I live a passionless existence.
Since cancer, I’ve experienced an emotional flatness. My joy-meter seems broken. I have no libido and I hardly care. My creativity, once a powerful, rushing river, has slowed to a trickle, if that. I rarely feel inspired, and when I do, I don’t have the energy, umph or desire to follow through on my ideas. They arise and pass away. I go back to my daily or weekly routine.
Pre-cancer, I wrote and published seven books; now I begin stories, but cannot end them. I can’t sustain enough concentration to finish anything longer than a blog post. To write books, you have to have a deep faith in your message and in yourself as the messenger; I no longer have the hubris to believe that what I have to say is important.
My mind, once a great source of joy and pleasure, is now dull, untrustworthy, and mediocre. I can’t concentrate, I can’t wrap my brain around new ideas; my memory is shot. I am incapable of intellectual commitment. To avoid embarrassment and failure, I avoid mental challenges. I stay out of political and intellectual discussions, stay safe within the lines, hiding behind the boundaries of what I know I can still do.
On a daily basis, I manage “the now” successfully. My family and friends say I’m more present and relaxed; they like the new “me.” But from where I sit, the spark that used to make me me, is gone. I miss is excitement, chi, the sense of vitality. I feel as if I am coasting through life, unable to commit myself to anything new, unwilling to initiate, to dive in. I back away instead. I conserve my energy, always holding back.
Yet these deficits don’t show on the outside.
I’m reminded of a time when I was young, when the most powerful emotions I felt barely registered on my face. I could be feeling desperate and suicidal, and no one would knew.
Still, I feel like no one knows.
As you read this, you, in fact, might be saying, “But Laura’s doing this. Laura’s doing that.” Just look at all the things in her newsletter. And objectively, yes, that is true. Within safe boundaries, I am functioning well.
Now, I’m just trying to tell you how it feels. It feels empty. It feels flat. It feels lonely. I’m missing a part of myself that to me, always felt like the core. There is no big, creative force inspiring me to the next thing. There is no spark. There is no excitement. It is as if my life is on hold.
I miss the feeling of being passionately wrapped up in creation.
Up until now, I haven’t cared. I’ve been content with the status quo: teaching and family life. I haven’t had the energy, will or staying power to do more. I still don’t. There is a wall inside, something that stops me. That protects me. Yet I seem to have reached the point in my post-cancer recovery where just being grateful that I’m alive is not enough. I want to feel passionate engagement again.

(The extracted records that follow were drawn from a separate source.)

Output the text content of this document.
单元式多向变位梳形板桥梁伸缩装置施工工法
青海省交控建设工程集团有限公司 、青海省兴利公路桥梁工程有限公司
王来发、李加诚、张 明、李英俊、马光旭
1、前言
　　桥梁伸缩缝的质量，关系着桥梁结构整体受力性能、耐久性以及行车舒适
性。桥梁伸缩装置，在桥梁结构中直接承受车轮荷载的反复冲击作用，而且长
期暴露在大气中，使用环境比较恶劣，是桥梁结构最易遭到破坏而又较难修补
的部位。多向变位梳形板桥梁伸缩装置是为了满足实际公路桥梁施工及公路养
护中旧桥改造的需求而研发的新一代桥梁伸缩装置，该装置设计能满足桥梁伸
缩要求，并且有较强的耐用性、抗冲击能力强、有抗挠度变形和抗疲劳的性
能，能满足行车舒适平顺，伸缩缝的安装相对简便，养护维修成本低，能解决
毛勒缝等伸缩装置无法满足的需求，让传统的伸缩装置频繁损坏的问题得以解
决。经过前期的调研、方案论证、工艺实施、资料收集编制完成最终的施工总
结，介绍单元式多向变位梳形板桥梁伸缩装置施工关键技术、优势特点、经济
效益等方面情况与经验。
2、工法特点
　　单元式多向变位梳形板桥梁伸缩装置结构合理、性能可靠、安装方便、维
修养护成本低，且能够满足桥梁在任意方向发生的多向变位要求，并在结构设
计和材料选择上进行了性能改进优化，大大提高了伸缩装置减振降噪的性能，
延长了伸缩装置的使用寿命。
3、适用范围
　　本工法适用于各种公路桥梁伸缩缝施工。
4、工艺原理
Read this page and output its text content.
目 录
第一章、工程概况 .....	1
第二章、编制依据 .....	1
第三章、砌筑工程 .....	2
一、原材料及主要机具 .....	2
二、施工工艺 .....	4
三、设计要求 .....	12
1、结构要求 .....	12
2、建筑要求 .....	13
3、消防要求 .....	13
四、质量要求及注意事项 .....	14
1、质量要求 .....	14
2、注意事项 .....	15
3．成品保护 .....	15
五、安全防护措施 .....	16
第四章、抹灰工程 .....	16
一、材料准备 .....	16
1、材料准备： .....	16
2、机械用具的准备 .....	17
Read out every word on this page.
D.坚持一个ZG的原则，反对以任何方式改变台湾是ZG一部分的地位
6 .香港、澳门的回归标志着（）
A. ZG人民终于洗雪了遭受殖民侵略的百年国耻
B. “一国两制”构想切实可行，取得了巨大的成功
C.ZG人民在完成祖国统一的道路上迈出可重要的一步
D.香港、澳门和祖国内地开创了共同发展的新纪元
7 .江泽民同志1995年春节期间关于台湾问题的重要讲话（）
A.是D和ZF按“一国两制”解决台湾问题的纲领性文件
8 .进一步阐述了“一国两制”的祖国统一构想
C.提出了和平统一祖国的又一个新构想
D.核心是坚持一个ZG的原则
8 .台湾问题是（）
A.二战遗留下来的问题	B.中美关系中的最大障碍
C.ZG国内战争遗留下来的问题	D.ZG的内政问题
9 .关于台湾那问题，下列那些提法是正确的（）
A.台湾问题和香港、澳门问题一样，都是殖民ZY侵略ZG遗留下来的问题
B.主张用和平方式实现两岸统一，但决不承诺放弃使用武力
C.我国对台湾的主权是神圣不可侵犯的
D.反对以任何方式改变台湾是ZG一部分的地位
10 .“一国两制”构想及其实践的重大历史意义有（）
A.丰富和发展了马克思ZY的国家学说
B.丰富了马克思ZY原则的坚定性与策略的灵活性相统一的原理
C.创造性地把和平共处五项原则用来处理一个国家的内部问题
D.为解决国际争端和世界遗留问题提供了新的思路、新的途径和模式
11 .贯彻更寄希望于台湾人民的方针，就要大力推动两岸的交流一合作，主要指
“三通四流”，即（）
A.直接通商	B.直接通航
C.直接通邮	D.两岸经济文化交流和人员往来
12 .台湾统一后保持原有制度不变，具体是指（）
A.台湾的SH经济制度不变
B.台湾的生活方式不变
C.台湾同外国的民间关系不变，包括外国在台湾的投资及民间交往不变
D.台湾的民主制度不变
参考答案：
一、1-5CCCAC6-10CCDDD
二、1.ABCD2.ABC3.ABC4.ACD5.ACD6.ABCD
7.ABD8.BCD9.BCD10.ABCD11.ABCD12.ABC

“I would love to be that woman again, but she died in 1988. While I shall always miss her, I do not idealize her. She wasn’t much fun. She steeped herself in her work and was often unavailable for her friends and family; she was so attentive to her patients’ needs that there was not much left for herself. She could not paint and she wrote nothing that was not medical.
“I began to value the fledgling parts of the new me. I learned to use a new yardstick in an old world while others continued to measure my performance against their memory of me and weigh their losses.”